Michelle Gregg: Woman Who Knows Mother Of Boy Who Slipped Into Gorilla’s Enclosure Comes To Her Defense


Michelle Gregg is catching heat while the internet is ablaze with fury over the killing of Harambe the Gorilla after her 4-year-old son slipped into his enclosure at the Cincinnati Zoo on Saturday.

A parent by the name of Airy knows Gregg and is defending her as a mother. Airy’s children attend Little Blossoms Academy, where Gregg is an administrator. Airy calls Gregg a “good woman” and “really caring.”

“I really feel bad for her and what happened,” Airy tells People magazine.

Gregg is the subject of polarizing national debate after her child managed to get inside a 450-pound gorilla’s enclosure after he told her he wanted to swim with the animal. As the Inquisitr reported earlier, the eyewitness who recorded the incident observed Gregg being distracted with several other children she had with her at the zoo when the little boy sneaked away. Commotion from zoo visitors started after they spotted a 4-year-old in the gorilla exhibition, which Michelle Gregg saw right away that it was her son, Isaiah.

Harambe was killed during Isaiah’s rescue, and it has since ignited a public outcry against Gregg and the boy’s father. Many are launching petitions to criminally prosecute the mother for negligence leading to the death of Harambe.

Michelle Gregg works as site manager at the childcare facility, and Airy disagrees with the protesters.

“All the negativity I see online – that’s not her,” she said. “She’s not a neglectful woman. She’s caring. It’s not about her not paying attention or not caring. Things happen.”

This parent defending the boy’s mother after he got inside Harambe’s enclosure says she’s comfortable with Gregg taking care of her kids.

“She takes good care of my kids. It’s the best daycare I’ve had,” Airy says.
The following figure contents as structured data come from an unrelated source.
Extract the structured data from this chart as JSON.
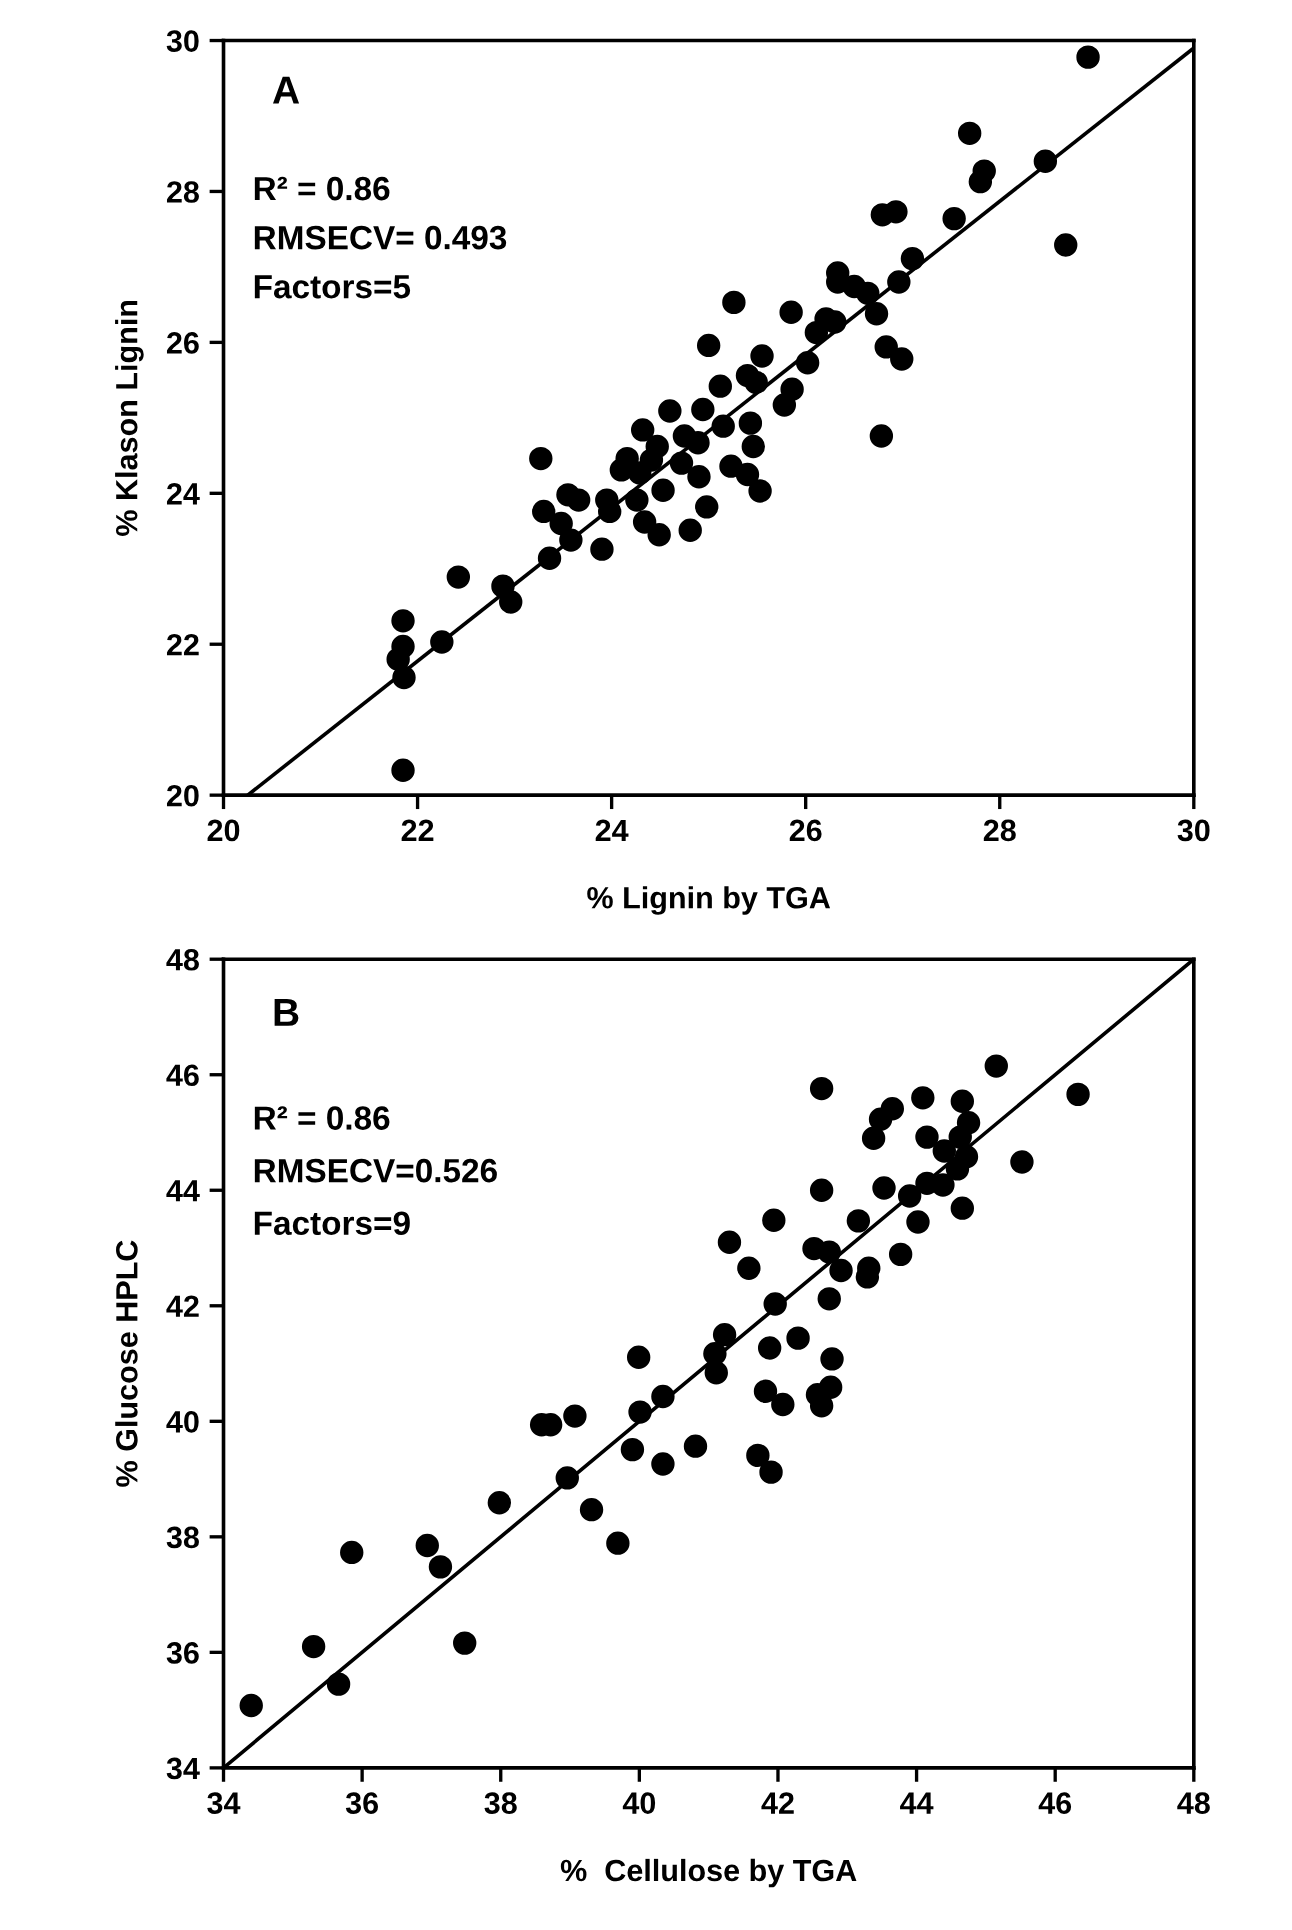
{
  "chart_data": [
    {
      "type": "scatter",
      "xlabel": "% Lignin by TGA",
      "ylabel": "% Klason Lignin",
      "xlim": [
        20,
        30
      ],
      "ylim": [
        20,
        30
      ],
      "xticks": [
        20,
        22,
        24,
        26,
        28,
        30
      ],
      "yticks": [
        20,
        22,
        24,
        26,
        28,
        30
      ],
      "annotations": [
        "A",
        "R² = 0.86",
        "RMSECV= 0.493",
        "Factors=5"
      ],
      "series": [
        {
          "type": "scatter",
          "marker": "circle",
          "color": "#000000",
          "x": [
            21.85,
            21.85,
            21.8,
            21.86,
            21.85,
            22.25,
            22.42,
            22.88,
            22.96,
            23.27,
            23.3,
            23.36,
            23.48,
            23.58,
            23.55,
            23.66,
            23.9,
            23.95,
            23.98,
            24.1,
            24.16,
            24.32,
            24.29,
            24.26,
            24.34,
            24.49,
            24.41,
            24.47,
            24.53,
            24.6,
            24.72,
            24.75,
            24.81,
            24.89,
            24.9,
            25.0,
            24.98,
            24.94,
            25.12,
            25.15,
            25.26,
            25.23,
            25.4,
            25.43,
            25.46,
            25.4,
            25.55,
            25.53,
            25.49,
            25.78,
            25.85,
            25.86,
            26.02,
            26.11,
            26.21,
            26.3,
            26.33,
            26.33,
            26.5,
            26.64,
            26.73,
            26.78,
            26.83,
            26.79,
            26.93,
            26.99,
            26.96,
            27.1,
            27.53,
            27.69,
            27.8,
            27.84,
            28.47,
            28.68,
            28.91
          ],
          "values": [
            22.31,
            21.97,
            21.8,
            21.56,
            20.33,
            22.03,
            22.89,
            22.77,
            22.56,
            24.46,
            23.76,
            23.14,
            23.6,
            23.38,
            23.98,
            23.91,
            23.26,
            23.91,
            23.76,
            24.31,
            24.46,
            24.84,
            24.27,
            23.91,
            23.62,
            23.45,
            24.44,
            24.62,
            24.04,
            25.09,
            24.4,
            24.76,
            23.51,
            24.67,
            24.22,
            25.96,
            23.82,
            25.11,
            25.42,
            24.89,
            26.53,
            24.36,
            25.56,
            24.93,
            24.62,
            24.25,
            25.82,
            24.03,
            25.47,
            25.17,
            26.4,
            25.38,
            25.73,
            26.13,
            26.31,
            26.27,
            26.92,
            26.8,
            26.74,
            26.65,
            26.38,
            24.76,
            25.94,
            27.69,
            27.73,
            25.78,
            26.8,
            27.11,
            27.64,
            28.77,
            28.13,
            28.27,
            28.4,
            27.29,
            29.78
          ]
        },
        {
          "type": "line",
          "color": "#000000",
          "x": [
            20.25,
            30
          ],
          "values": [
            20,
            29.9
          ]
        }
      ]
    },
    {
      "type": "scatter",
      "xlabel": "%  Cellulose by TGA",
      "ylabel": "% Glucose HPLC",
      "xlim": [
        34,
        48
      ],
      "ylim": [
        34,
        48
      ],
      "xticks": [
        34,
        36,
        38,
        40,
        42,
        44,
        46,
        48
      ],
      "yticks": [
        34,
        36,
        38,
        40,
        42,
        44,
        46,
        48
      ],
      "annotations": [
        "B",
        "R² = 0.86",
        "RMSECV=0.526",
        "Factors=9"
      ],
      "series": [
        {
          "type": "scatter",
          "marker": "circle",
          "color": "#000000",
          "x": [
            34.4,
            35.3,
            35.66,
            35.85,
            36.94,
            37.13,
            37.48,
            37.98,
            38.59,
            38.72,
            39.07,
            38.96,
            39.31,
            39.69,
            39.99,
            40.01,
            39.9,
            40.34,
            40.34,
            40.81,
            41.23,
            41.09,
            41.11,
            41.3,
            41.58,
            41.94,
            41.96,
            41.88,
            41.82,
            42.07,
            41.71,
            41.9,
            42.29,
            42.63,
            42.63,
            42.52,
            42.74,
            42.74,
            42.78,
            42.76,
            42.57,
            42.63,
            42.91,
            43.16,
            43.31,
            43.29,
            43.77,
            43.38,
            43.48,
            43.65,
            43.53,
            43.9,
            44.02,
            44.09,
            44.15,
            44.15,
            44.38,
            44.4,
            44.59,
            44.66,
            44.66,
            44.75,
            44.63,
            44.72,
            45.15,
            45.52,
            46.33
          ],
          "values": [
            35.08,
            36.1,
            35.45,
            37.73,
            37.85,
            37.48,
            36.16,
            38.59,
            39.94,
            39.94,
            40.09,
            39.02,
            38.47,
            37.89,
            41.11,
            40.16,
            39.51,
            40.43,
            39.26,
            39.57,
            41.5,
            41.17,
            40.84,
            43.1,
            42.65,
            43.48,
            42.03,
            41.27,
            40.52,
            40.29,
            39.41,
            39.12,
            41.44,
            45.76,
            44.0,
            42.99,
            42.93,
            42.12,
            41.08,
            40.59,
            40.46,
            40.27,
            42.61,
            43.47,
            42.65,
            42.5,
            42.89,
            44.9,
            45.23,
            45.41,
            44.04,
            43.9,
            43.45,
            45.6,
            44.92,
            44.12,
            44.09,
            44.68,
            44.37,
            43.69,
            45.54,
            45.17,
            44.92,
            44.58,
            46.15,
            44.49,
            45.66
          ]
        },
        {
          "type": "line",
          "color": "#000000",
          "x": [
            34,
            48
          ],
          "values": [
            34,
            48
          ]
        }
      ]
    }
  ]
}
According to a press release from Little Blossoms Academy, Gregg spent Tuesday at home caring for her son’s injuries after Saturday’s incident.

A representative told People on Tuesday that the family is “not making any statements, and they don’t anticipate making any statements in the future. They’re just trying to keep their lives as normal as possible.”
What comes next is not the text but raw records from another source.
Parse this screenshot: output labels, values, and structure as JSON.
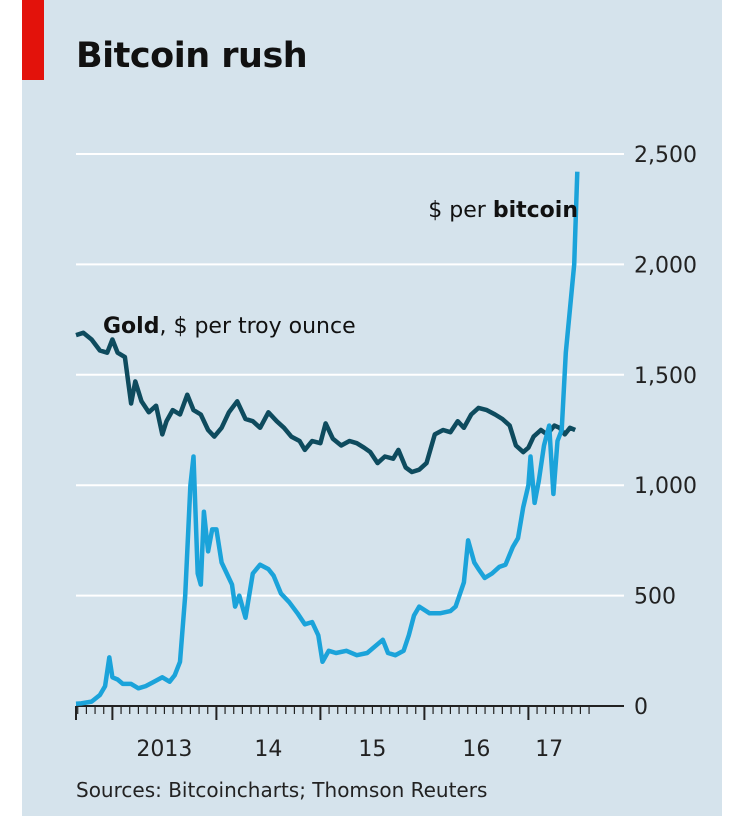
{
  "title": "Bitcoin rush",
  "source": "Sources: Bitcoincharts; Thomson Reuters",
  "colors": {
    "background": "#d5e3ec",
    "accent": "#e3120b",
    "bitcoin": "#1ba3da",
    "gold": "#0e4b5e",
    "gridline": "#ffffff"
  },
  "chart_data": {
    "type": "line",
    "ylim": [
      0,
      2500
    ],
    "xlim": [
      2012.65,
      2017.65
    ],
    "grid": true,
    "y_axis_side": "right",
    "y_ticks": [
      {
        "value": 0,
        "label": "0"
      },
      {
        "value": 500,
        "label": "500"
      },
      {
        "value": 1000,
        "label": "1,000"
      },
      {
        "value": 1500,
        "label": "1,500"
      },
      {
        "value": 2000,
        "label": "2,000"
      },
      {
        "value": 2500,
        "label": "2,500"
      }
    ],
    "x_ticks": [
      {
        "value": 2013.5,
        "label": "2013"
      },
      {
        "value": 2014.5,
        "label": "14"
      },
      {
        "value": 2015.5,
        "label": "15"
      },
      {
        "value": 2016.5,
        "label": "16"
      },
      {
        "value": 2017.2,
        "label": "17"
      }
    ],
    "year_boundaries": [
      2013,
      2014,
      2015,
      2016,
      2017
    ],
    "series": [
      {
        "name": "Gold, $ per troy ounce",
        "label_bold": "Gold",
        "label_rest": ", $ per troy ounce",
        "color": "#0e4b5e",
        "points": [
          [
            2012.65,
            1680
          ],
          [
            2012.72,
            1690
          ],
          [
            2012.8,
            1660
          ],
          [
            2012.88,
            1610
          ],
          [
            2012.95,
            1600
          ],
          [
            2013.0,
            1660
          ],
          [
            2013.05,
            1600
          ],
          [
            2013.12,
            1580
          ],
          [
            2013.18,
            1370
          ],
          [
            2013.22,
            1470
          ],
          [
            2013.28,
            1380
          ],
          [
            2013.35,
            1330
          ],
          [
            2013.42,
            1360
          ],
          [
            2013.48,
            1230
          ],
          [
            2013.52,
            1290
          ],
          [
            2013.58,
            1340
          ],
          [
            2013.65,
            1320
          ],
          [
            2013.72,
            1410
          ],
          [
            2013.78,
            1340
          ],
          [
            2013.85,
            1320
          ],
          [
            2013.92,
            1250
          ],
          [
            2013.98,
            1220
          ],
          [
            2014.05,
            1260
          ],
          [
            2014.12,
            1330
          ],
          [
            2014.2,
            1380
          ],
          [
            2014.28,
            1300
          ],
          [
            2014.35,
            1290
          ],
          [
            2014.42,
            1260
          ],
          [
            2014.5,
            1330
          ],
          [
            2014.58,
            1290
          ],
          [
            2014.65,
            1260
          ],
          [
            2014.72,
            1220
          ],
          [
            2014.8,
            1200
          ],
          [
            2014.85,
            1160
          ],
          [
            2014.92,
            1200
          ],
          [
            2015.0,
            1190
          ],
          [
            2015.05,
            1280
          ],
          [
            2015.12,
            1210
          ],
          [
            2015.2,
            1180
          ],
          [
            2015.28,
            1200
          ],
          [
            2015.35,
            1190
          ],
          [
            2015.42,
            1170
          ],
          [
            2015.48,
            1150
          ],
          [
            2015.55,
            1100
          ],
          [
            2015.62,
            1130
          ],
          [
            2015.7,
            1120
          ],
          [
            2015.75,
            1160
          ],
          [
            2015.82,
            1080
          ],
          [
            2015.88,
            1060
          ],
          [
            2015.95,
            1070
          ],
          [
            2016.02,
            1100
          ],
          [
            2016.1,
            1230
          ],
          [
            2016.18,
            1250
          ],
          [
            2016.25,
            1240
          ],
          [
            2016.32,
            1290
          ],
          [
            2016.38,
            1260
          ],
          [
            2016.45,
            1320
          ],
          [
            2016.52,
            1350
          ],
          [
            2016.6,
            1340
          ],
          [
            2016.68,
            1320
          ],
          [
            2016.75,
            1300
          ],
          [
            2016.82,
            1270
          ],
          [
            2016.88,
            1180
          ],
          [
            2016.95,
            1150
          ],
          [
            2017.0,
            1170
          ],
          [
            2017.05,
            1220
          ],
          [
            2017.12,
            1250
          ],
          [
            2017.18,
            1230
          ],
          [
            2017.25,
            1270
          ],
          [
            2017.3,
            1260
          ],
          [
            2017.35,
            1230
          ],
          [
            2017.4,
            1260
          ],
          [
            2017.45,
            1250
          ]
        ]
      },
      {
        "name": "$ per bitcoin",
        "label_rest": "$ per ",
        "label_bold": "bitcoin",
        "color": "#1ba3da",
        "points": [
          [
            2012.65,
            10
          ],
          [
            2012.7,
            12
          ],
          [
            2012.8,
            20
          ],
          [
            2012.88,
            50
          ],
          [
            2012.93,
            90
          ],
          [
            2012.97,
            220
          ],
          [
            2013.0,
            130
          ],
          [
            2013.05,
            120
          ],
          [
            2013.1,
            100
          ],
          [
            2013.18,
            100
          ],
          [
            2013.25,
            80
          ],
          [
            2013.32,
            90
          ],
          [
            2013.4,
            110
          ],
          [
            2013.48,
            130
          ],
          [
            2013.55,
            110
          ],
          [
            2013.6,
            140
          ],
          [
            2013.65,
            200
          ],
          [
            2013.7,
            500
          ],
          [
            2013.75,
            1000
          ],
          [
            2013.78,
            1130
          ],
          [
            2013.82,
            600
          ],
          [
            2013.85,
            550
          ],
          [
            2013.88,
            880
          ],
          [
            2013.92,
            700
          ],
          [
            2013.96,
            800
          ],
          [
            2014.0,
            800
          ],
          [
            2014.05,
            650
          ],
          [
            2014.1,
            600
          ],
          [
            2014.15,
            550
          ],
          [
            2014.18,
            450
          ],
          [
            2014.22,
            500
          ],
          [
            2014.28,
            400
          ],
          [
            2014.35,
            600
          ],
          [
            2014.42,
            640
          ],
          [
            2014.5,
            620
          ],
          [
            2014.55,
            590
          ],
          [
            2014.62,
            510
          ],
          [
            2014.7,
            470
          ],
          [
            2014.78,
            420
          ],
          [
            2014.85,
            370
          ],
          [
            2014.92,
            380
          ],
          [
            2014.98,
            320
          ],
          [
            2015.02,
            200
          ],
          [
            2015.08,
            250
          ],
          [
            2015.15,
            240
          ],
          [
            2015.25,
            250
          ],
          [
            2015.35,
            230
          ],
          [
            2015.45,
            240
          ],
          [
            2015.55,
            280
          ],
          [
            2015.6,
            300
          ],
          [
            2015.65,
            240
          ],
          [
            2015.72,
            230
          ],
          [
            2015.8,
            250
          ],
          [
            2015.85,
            320
          ],
          [
            2015.9,
            410
          ],
          [
            2015.95,
            450
          ],
          [
            2016.05,
            420
          ],
          [
            2016.15,
            420
          ],
          [
            2016.25,
            430
          ],
          [
            2016.3,
            450
          ],
          [
            2016.38,
            560
          ],
          [
            2016.42,
            750
          ],
          [
            2016.48,
            650
          ],
          [
            2016.52,
            620
          ],
          [
            2016.58,
            580
          ],
          [
            2016.65,
            600
          ],
          [
            2016.72,
            630
          ],
          [
            2016.78,
            640
          ],
          [
            2016.85,
            720
          ],
          [
            2016.9,
            760
          ],
          [
            2016.95,
            900
          ],
          [
            2017.0,
            1000
          ],
          [
            2017.02,
            1130
          ],
          [
            2017.06,
            920
          ],
          [
            2017.1,
            1020
          ],
          [
            2017.15,
            1180
          ],
          [
            2017.2,
            1270
          ],
          [
            2017.24,
            960
          ],
          [
            2017.28,
            1200
          ],
          [
            2017.32,
            1250
          ],
          [
            2017.36,
            1600
          ],
          [
            2017.4,
            1800
          ],
          [
            2017.44,
            2000
          ],
          [
            2017.47,
            2420
          ]
        ]
      }
    ]
  }
}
Time published an article in its Parenting section titled, “Stop Mommy-Shaming Over the Gorilla Incident.” The article reflected on society’s views of parenting and how they react when something unfortunate happens.

“Parent shaming is all about reverse-engineering a moment,” author Jeffrey Kluger, a father, writes. “A bad thing happened; parents are supposed to prevent bad things from happening; therefore a parent must be to blame. A child would certainly never fall into a gorilla enclosure on my watch.”

Kluger added in his commentary that children “don’t play by those kinds of rules” and they’re “drawn irresistibly to the most dangerous things in their environment.” He continues that controlling a single child is a “process of quick reflexes and constant vigilance; wrangling several of them—as Gregg was reportedly doing at the precise moment her son slipped away from her—is exponentially harder.”

The mommy-shaming piece is concluded with the writer pointing out that there are “tiny cracks in time in which accidents happen—the millisecond before and after a child falls in a museum or tumbles into an animal enclosure—are sometimes impossible to foresee.”

In Michelle Gregg’s case, she’s being skewered relentlessly by the world after the western lowlands silverback gorilla — an endangered species — was shot and killed out of fear he’d do serious harm to the child.

The public doesn’t know Michelle Gregg or the circumstances surrounding what happened to her the day her son slipped into the gorilla’s enclosure, but many are adamant she’s responsible for what happened.